TEMPO.CO, Jakarta - Perundingan antara pemerintah dan PT Freeport Indonesia telah menemui titik temu, Selasa, 29 Agustus 2017. Meski begitu, pakar hukum pertambangan dari Universitas Tarumanagara, Ahmad Redi, mengatakan masih banyak masalah dalam kesepakatan tersebut.
Pertama terkait pemberian Izin Usaha Pertambangan Khusus (IUPK) kepada Freeport yang dinilai tidak sesuai dengan Undang-Undang Minerba. "Menurut UU Minerba, IUPK dapat diberikan melalui penetapan wilayah pencadangan negara yang harus disetujui DPR. IUPK pun diprioritaskan diberikan kepada BUMN," kata Redi dalam keterangan tertulisnya.
Baca: Freeport Indonesia Memilih Berstatus IUPK
Redi juga mempertanyakan komitmen pembangunan fasilitas pengolahan dan pemurnian (smelter) dalam kurun waktu lima tahun setelah IUPK dikeluarkan, atau selambatnya pada tahun 2022. Ia mengatakan Freeport sudah sejak lama menjanjikan pembanguann itu, namun tak ada hasil yang terlihat.

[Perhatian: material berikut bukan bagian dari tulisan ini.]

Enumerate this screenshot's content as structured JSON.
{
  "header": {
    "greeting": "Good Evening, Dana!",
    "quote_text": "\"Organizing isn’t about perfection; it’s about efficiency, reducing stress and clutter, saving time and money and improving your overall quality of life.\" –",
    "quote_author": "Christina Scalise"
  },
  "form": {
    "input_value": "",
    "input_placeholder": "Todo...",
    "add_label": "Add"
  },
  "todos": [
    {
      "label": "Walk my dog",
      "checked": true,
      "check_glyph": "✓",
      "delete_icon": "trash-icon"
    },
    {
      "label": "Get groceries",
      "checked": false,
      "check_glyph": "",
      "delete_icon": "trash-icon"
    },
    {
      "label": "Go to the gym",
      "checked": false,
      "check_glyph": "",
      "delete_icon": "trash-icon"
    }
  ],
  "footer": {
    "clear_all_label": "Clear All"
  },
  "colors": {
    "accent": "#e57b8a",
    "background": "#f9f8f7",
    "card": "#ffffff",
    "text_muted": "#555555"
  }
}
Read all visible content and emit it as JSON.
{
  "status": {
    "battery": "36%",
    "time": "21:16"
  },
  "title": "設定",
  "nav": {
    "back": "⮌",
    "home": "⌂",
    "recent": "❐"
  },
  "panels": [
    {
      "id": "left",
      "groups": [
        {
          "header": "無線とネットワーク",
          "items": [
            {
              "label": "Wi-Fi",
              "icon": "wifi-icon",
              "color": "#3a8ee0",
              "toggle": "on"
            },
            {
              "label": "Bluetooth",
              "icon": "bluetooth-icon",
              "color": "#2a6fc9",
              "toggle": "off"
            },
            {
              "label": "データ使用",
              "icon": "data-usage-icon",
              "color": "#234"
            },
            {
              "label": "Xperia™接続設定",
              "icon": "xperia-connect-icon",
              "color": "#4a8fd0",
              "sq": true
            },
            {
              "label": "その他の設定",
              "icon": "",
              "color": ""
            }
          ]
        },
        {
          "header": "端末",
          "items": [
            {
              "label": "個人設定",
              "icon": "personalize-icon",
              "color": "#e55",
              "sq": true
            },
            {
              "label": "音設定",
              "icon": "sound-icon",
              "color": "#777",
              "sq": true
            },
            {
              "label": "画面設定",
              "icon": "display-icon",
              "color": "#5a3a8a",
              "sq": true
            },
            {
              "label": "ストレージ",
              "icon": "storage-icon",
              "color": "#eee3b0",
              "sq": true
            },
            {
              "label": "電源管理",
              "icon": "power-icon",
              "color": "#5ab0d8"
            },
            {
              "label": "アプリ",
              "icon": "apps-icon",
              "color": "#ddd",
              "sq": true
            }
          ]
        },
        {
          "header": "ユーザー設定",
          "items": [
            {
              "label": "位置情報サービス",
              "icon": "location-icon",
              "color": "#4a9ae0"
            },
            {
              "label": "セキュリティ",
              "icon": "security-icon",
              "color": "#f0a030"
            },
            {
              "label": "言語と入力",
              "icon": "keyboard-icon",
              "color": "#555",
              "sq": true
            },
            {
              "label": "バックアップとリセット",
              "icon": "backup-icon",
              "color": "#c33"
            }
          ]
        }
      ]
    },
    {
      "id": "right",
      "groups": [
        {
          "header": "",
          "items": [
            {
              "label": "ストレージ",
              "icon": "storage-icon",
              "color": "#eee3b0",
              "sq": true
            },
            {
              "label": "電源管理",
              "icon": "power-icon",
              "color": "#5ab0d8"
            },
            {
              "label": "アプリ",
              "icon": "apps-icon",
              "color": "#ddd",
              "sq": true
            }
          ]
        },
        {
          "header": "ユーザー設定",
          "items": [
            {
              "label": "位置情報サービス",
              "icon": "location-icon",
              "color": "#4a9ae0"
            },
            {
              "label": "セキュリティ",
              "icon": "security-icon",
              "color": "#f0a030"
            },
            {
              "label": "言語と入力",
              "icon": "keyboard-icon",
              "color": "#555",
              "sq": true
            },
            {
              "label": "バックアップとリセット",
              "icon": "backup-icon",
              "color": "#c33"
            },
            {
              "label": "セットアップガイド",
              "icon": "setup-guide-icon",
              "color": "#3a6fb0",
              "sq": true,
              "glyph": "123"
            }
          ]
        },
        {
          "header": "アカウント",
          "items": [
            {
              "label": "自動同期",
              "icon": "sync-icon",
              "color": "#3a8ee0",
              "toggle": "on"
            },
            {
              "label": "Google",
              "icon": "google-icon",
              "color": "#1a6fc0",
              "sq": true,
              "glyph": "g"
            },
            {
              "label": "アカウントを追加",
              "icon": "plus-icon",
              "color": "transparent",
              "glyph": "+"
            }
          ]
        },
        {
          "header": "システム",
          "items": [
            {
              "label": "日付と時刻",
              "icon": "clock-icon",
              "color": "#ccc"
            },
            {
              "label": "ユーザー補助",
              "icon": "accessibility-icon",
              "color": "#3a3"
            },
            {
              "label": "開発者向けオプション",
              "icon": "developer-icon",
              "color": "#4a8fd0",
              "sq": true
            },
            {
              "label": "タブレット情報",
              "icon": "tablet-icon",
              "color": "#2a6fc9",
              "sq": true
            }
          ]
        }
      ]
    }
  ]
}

Selain itu, Redi mengatakan pembelian saham divestasi di masa akan berakhirnya Kontrak Karya (KK), adalah kebijakan yang merugikan bagi Indonesia. "Karena tanpa membeli saham divestasi pun maka pada tahun 2021 atau setelah KK berakhir maka wilayah eks PT Freeport menjadi milik Pemerintah Indonesia," kata Redi.
Baca Juga:
Divestasi saham oleh Freeport, dalam KK perpanjangan 1991 sudah ada kewajiban divestasi saham Freeport yang harusnya pada tahun 2011 sudah 51 persen dimiliki Pemerintah. Namun Redi menyayangkan hingga saat ini kewajiban divestasi 51 persen ini tidak juga direalisikan Freeport.
"Hasil perundingan ini malah bentuk mengukuhan kembali Freeport Indonesia untuk mengeksploitasi SDA Indonesia yang kemanfaatannya bagi bangsa Indonesia sangat rendah," kata dia.